Icône de l'outil pédagogique La page de papyrus

Fig.1 - Montage D. Delattre à partir des clichés de S. Booras
Source : © Biblioteca Nazionale, Napoli – CPART, Provo, USA.


Plutôt que de « page », pour le rouleau de papyrus il convient de parler de colonne, puisque la longueur du rouleau était couverte d'une succession de colonnes parallèles (fig.1), régulièrement calibrées et offrant une justification du seul côté gauche.

Jusqu'ici, on n'a pas retrouvé la moindre trace de réglure, qui soit du moins encore visible aujourd'hui, comme cela deviendra la règle au cours du Moyen Âge pour les manuscrits produits dans les monastères. Cela signifie-t-il pour autant que les scribes grecs ou latins travaillaient à leur copie sans aucun repère ou guide ? Ce serait sans doute surprenant, eu égard à la régularité qu'offrent les colonnes dans bon nombre d'écrits copiés par des professionnels comme ceux des livres d'Herculanum ; mais la carbonisation de ces rouleaux pourrait avoir rendu invisible un éventuel tracé préparatoire discret. Peut-être les scribes disposaient-ils d'un cadre en bois (ou en métal) « calibré », leur permettant de positionner verticalement le bord gauche des colonnes ? La question reste pendante.

Fig.2
Source : Daniel Delattre-Laurent Capron, CD-Rom « Les Sources documentaires du Livre IV des Commentaires sur la musique de Philodème » (réalisation: Institut de Papyrologie de la Sorbonne- Université de la Sorbonne, Paris IV), Paris, 2007.


Fig.3
Source : Actes du XVe congrès de Papyrologie (Papyrologica Bruxellensia 16), vol.

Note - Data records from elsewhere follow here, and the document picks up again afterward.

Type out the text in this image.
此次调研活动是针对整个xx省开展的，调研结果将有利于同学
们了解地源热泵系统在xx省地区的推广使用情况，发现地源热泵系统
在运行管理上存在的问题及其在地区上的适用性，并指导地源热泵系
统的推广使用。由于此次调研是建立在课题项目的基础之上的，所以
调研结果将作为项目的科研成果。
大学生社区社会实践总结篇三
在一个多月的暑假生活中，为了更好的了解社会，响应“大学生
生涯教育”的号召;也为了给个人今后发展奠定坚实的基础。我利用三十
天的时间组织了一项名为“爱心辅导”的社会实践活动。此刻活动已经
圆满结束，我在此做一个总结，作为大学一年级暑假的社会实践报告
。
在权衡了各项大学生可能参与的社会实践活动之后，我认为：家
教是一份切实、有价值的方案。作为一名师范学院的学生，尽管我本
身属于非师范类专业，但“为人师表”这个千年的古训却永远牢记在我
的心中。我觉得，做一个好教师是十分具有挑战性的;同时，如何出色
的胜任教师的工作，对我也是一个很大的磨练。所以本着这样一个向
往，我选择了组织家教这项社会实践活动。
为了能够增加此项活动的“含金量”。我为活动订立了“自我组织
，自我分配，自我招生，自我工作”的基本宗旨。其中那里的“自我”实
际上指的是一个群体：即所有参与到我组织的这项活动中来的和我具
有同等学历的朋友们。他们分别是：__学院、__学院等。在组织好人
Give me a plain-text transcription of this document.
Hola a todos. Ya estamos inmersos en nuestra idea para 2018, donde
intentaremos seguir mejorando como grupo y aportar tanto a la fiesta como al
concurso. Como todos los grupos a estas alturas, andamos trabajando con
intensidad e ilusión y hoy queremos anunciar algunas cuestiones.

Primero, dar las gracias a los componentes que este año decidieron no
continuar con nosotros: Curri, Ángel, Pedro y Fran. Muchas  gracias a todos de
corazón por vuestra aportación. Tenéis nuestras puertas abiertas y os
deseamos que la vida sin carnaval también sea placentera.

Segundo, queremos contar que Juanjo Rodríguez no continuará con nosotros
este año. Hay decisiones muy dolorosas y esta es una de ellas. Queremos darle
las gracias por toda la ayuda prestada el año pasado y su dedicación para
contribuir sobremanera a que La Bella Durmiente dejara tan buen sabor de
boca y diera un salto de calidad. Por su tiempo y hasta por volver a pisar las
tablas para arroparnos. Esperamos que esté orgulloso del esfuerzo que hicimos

I, Bruxelles, Fondation Egyptologique Reine Elisabeth, 1978 (article de Eric G. Turner, "The Terms Recto and Verso. The Ananatomy of the Papyrus Roll", p. 14).
En effet, de nombreuses copies provenant d'Herculanum révèlent au fil des colonnes un grand souci de la verticalité, en dépit du phénomène que les papyrologues désignent sous le nom de « loi de Maas » (Fig.3). Cette dernière entérine le constat suivant : le mouvement spontané d'un scripteur, lorsqu'il copie un texte en colonnes, surtout si celles-ci sont plutôt longues, l'amène généralement à décaler peu à peu l'attaque des lignes vers la gauche ; ce qui donne finalement à la colonne un air plus ou moins penché, en déséquilibre vers la droite. Or, dans les copies libraires de bonne qualité, on n'observe pas cette dérive à gauche ; au contraire, la « justification à gauche » suit la verticale (fig. 2). En revanche, l'existence d'un système rigoureux de coupure syllabique des mots exclut toute « justification à droite ». C'est pourquoi, si la largeur moyenne des colonnes d'un livre donné est de 20 lettres par exemple, le découpage syllabique de la première ligne de la colonne peut amener à l'élargir ou à la rétrécir légèrement (de 2 ou 3 lettres, pas plus). Même remarque si une ligne cumule les lettres étroites (comme l'iota) ou larges, tels les mu ou les oméga. Toutefois, pour des raisons d'esthétique, la suite de la colonne offre alors une largeur sensiblement égale à celle de la première ligne. Si certaines lignes sont nettement plus courtes, créant des indentations disgracieuses à droite, le scribe peut choisir de combler le vide et compenser le déséquilibre visuel à l'aide d'un asteriskos (ou spacefiller, comme disent les Anglo-Saxons) (fig. 4), un « signe de remplissage » qui peut revêtir des formes variées, comme notre signe « multiplié » (x) orné éventuellement de points entre les bras, un crochet oblique fermant (>) ou encore deux petits traits superposés (=). Le but de ces insertions est simplement de produire l'impression d'un bloc-colonne aussi rectangulaire et régulier que possible.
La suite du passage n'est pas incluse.